Shortly after the mediation, a personal attorney for Picone, David Fernberg, contacted Cruciani; Fernberg asked McKool Smith to retain the WGS settlement proceeds in its client account until Picone and Fleeger could work out their respective shares of the settlement. In response, Cruciani informed Feinberg that Picone was not a client of McKool Smith and that McKool Smith had played no role in the Stock Purchase Agreement and did not wish to be put "in the middle." Several days later, Picone signed an agreement with CSL, which provided for payment of $2.5 million to Picone as his share of the WGS settlement and which included a broad release of claims by both parties (the 2020 Settlement and Release).
Picone Sues Cruciani and McKool Smith Picone sued McKool Smith, pleading claims for legal malpractice, negligence, breach of fiduciary duty, and fraud and fraud in the inducement. The petition attached Picone's declaration, stating that "during a phone conversation with Gary Cruciani, Esq., I hired Gary Cruciani, Esq. and McKool Smith as counsel to represent me individually and PIC regarding the WGS legal malpractice claim." This oral agreement for representation provides the basis of Picone's claim that he had an attorney-client relationship with McKool Smith. Picone's declaration and pleading alleged eleven violations of McKool Smith's duty to him related to its handling of the WGS malpractice claim and mediation. The petition also set forth Picone's damages claim, stating:
Picone's fraud pleading alleged that McKool Smith:
made misrepresentations of material facts to [Picone] regarding the representation of [Picone] and the settlement to be signed by [Picone] with positive statements and with concealment and failure to disclose facts when it had a duty to disclose such.
Picone alleged that McKool Smith failed to:
i. Advise me to obtain a writing confirming my entitlement to 40% of any recovery from of the WGS legal malpractice claim per the October 5, 2016 Stock Purchase agreement and Paragraph 10 above;
ii. Advise me to obtain a lawyer separate from that of Copyright Strategies, LLC and PIC to represent my individual interests regarding the WGS legal malpractice claim;
iii. Advise me to enter into a separate, individual fee agreement with Gary Cruciani, Esq. and McKool Smith separate from any agreement between PIC and McKool Smith;
iv. Advise me that Gary Cruciani, Esq. and McKool Smith were not representing me individually but were only representing PIC;
v. Provide me, individually, any separate legal fee agreement with Gary Cruciani, Esq. and McKool Smith;
vi. Enter into any separate legal fee agreement with Gary Cruciani, Esq. and McKool Smith with me individually;
vii. Advise me that Gary Cruciani, Esq. and McKool Smith believed that Gary Cruciani, Esq. and McKool Smith did not and would not represent me individually in the WGS legal malpractice claim;
viii. Advise me that I would need a separate lawyer other than Gary Cruciani, Esq. or McKool Smith for my individual protection regarding the WGS legal malpractice claim;
ix. Obtain or direct me to obtain from PIC or Fleeger any additional writings respecting my entitlement to a percentage of the recovery in the legal malpractice claim against WGS;
x. Advise me regarding conflicts between my individual claims and the claims of PIC or Fleeger; or
xi. Present me with a conflict waiver regarding my individual claims and the claims of PIC or Fleeger.

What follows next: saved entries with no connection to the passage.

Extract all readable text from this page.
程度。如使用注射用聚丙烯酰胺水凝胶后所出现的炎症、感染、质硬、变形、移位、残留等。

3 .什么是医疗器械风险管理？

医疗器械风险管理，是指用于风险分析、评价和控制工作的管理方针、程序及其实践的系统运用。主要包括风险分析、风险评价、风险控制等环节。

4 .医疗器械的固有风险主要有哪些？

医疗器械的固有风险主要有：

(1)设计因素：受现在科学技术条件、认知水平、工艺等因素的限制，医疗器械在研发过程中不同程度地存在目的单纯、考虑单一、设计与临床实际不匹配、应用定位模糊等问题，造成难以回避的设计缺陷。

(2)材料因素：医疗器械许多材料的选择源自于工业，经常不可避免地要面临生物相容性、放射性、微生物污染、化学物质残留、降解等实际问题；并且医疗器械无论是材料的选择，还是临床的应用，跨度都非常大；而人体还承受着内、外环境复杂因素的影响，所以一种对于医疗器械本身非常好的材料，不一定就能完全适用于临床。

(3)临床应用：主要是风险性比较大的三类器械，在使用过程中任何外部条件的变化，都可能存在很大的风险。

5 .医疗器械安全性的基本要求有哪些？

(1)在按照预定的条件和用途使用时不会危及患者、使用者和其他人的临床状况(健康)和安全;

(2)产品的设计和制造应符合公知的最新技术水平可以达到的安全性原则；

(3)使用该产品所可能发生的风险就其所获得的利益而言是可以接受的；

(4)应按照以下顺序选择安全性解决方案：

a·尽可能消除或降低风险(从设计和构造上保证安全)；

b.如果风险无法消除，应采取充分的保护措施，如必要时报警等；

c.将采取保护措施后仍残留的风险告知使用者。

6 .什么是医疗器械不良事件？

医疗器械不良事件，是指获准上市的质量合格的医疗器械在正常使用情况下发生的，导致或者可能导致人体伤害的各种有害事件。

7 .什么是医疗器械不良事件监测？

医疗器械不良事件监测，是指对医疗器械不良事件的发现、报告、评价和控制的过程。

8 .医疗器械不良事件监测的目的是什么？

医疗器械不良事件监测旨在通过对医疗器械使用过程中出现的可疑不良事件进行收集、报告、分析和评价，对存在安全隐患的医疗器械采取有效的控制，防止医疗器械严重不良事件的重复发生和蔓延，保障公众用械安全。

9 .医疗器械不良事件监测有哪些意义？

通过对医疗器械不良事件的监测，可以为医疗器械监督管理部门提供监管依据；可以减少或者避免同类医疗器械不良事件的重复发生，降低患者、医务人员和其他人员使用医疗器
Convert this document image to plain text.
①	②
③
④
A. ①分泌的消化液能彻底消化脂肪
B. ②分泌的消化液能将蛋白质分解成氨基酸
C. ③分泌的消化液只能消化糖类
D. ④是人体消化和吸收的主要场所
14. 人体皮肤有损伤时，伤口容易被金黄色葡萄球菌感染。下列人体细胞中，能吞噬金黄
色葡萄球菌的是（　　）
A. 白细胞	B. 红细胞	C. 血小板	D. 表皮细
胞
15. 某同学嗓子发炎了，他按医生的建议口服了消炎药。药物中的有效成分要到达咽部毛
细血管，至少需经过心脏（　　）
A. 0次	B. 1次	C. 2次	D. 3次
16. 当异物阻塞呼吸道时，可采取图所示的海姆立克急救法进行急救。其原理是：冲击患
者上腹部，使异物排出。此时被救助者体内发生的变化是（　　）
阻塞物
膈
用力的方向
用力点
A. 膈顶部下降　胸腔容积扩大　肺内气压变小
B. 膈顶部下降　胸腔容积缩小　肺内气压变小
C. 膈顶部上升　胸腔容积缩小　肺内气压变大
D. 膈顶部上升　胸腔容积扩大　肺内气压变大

The Two Million Five Hundred Dollar ($2,500,000.00) PICONE received was far less monies than PICONE was owed per Paragraph 11 [of the Stock Purchase Agreement] above.
a.$15,000,000.00 x 70% = $10,500,000.00 b.$10,500,000.00 x 40% = $4,200,000.00
McKool Smith answered Picone's lawsuit and moved to compel arbitration, denying that Picone was a client of McKool Smith in the WGS malpractice matter. It argued that Picone's claims had to be arbitrated because both those claims and Picone's purported damages depended upon two agreements that expressly required arbitration: the Stock Purchase Agreement and the 2019 Retention Agreement. Accordingly, McKool Smith argued that the doctrine of direct benefits estoppel required that Picone's claims be arbitrated.
The trial court granted the motion to compel arbitration on March 10, 2021, based on the doctrine of direct benefits estoppel. The case proceeded to arbitration, where McKool Smith filed a counterclaim, pleading that Picone's suit against it was a breach of the covenant not to sue in the 2020 Settlement and Release. The arbitrator ultimately determined that Picone's claims were barred by the release that Picone gave in that 2020 Settlement and Release.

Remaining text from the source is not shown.